As it turns out, the sponsorship is on track to exceed previous years’ totals, King said. At last count, the association had promises for $111,000, close to last year’s total of $119,000, with more commitments expected in the new year.

Sponsorships aside, the changing landscape of veterinary distribution remains worrisome to the association. “I do know that my board, which is comprised mostly of my distributor members, is concerned about, where are we going to be in five years?” King said. “What is the industry going to look like? Will there be only five major distributor players? The smaller, regional players, will they still be around?”

The changes influence everything from AVDA board composition to mission. AVDA bylaws prohibit more than one representative per company on the association’s board. Every time two companies with board members merge, someone has to step down. “It seems like it happens to us every year!” King said.

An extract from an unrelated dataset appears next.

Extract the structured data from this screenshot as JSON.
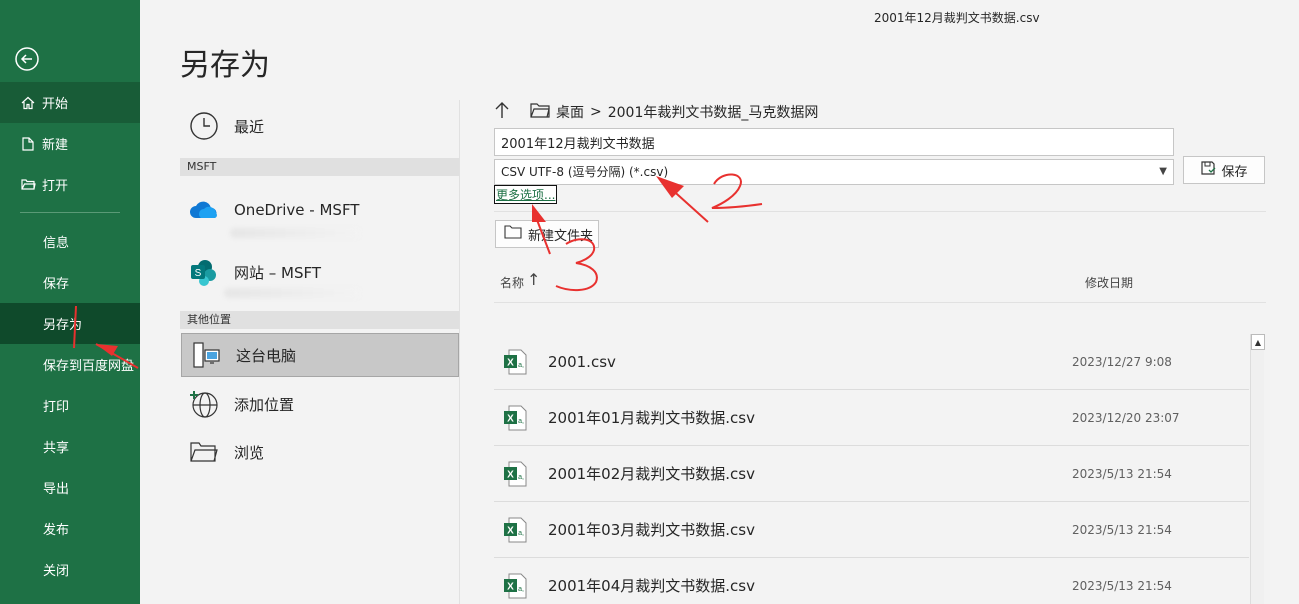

More significantly, the AVDA is compelled to consider what kinds of services best serve its ever-changing membership. For example, King said, in the future, the association may need to redesign its networking opportunities for an industry with fewer players. And it may find that the needs of small to mid-size members are quite different from those of large members.

At the moment, King counts six distributors with national reach: Animal Health International Inc., Butler, Lextron Animal Health, MWI Veterinary Supply, Henry Schein and Webster Veterinary.

A variety of regional players still remain. “If you’re a veterinary clinic, you probably can buy from as many as six or seven distributors today,” said Brakke, the consultant.

Of course, those regional players may themselves merge or be bought out over time. King said the growth of already-big companies inevitably affects smaller players. “I think they’re always looked at as a target for acquisition. I think there’s big pressure,” she said. “I anticipate, if it’s not two big guys coming together, it’s going to be big guys buying some of the smaller or medium ones.”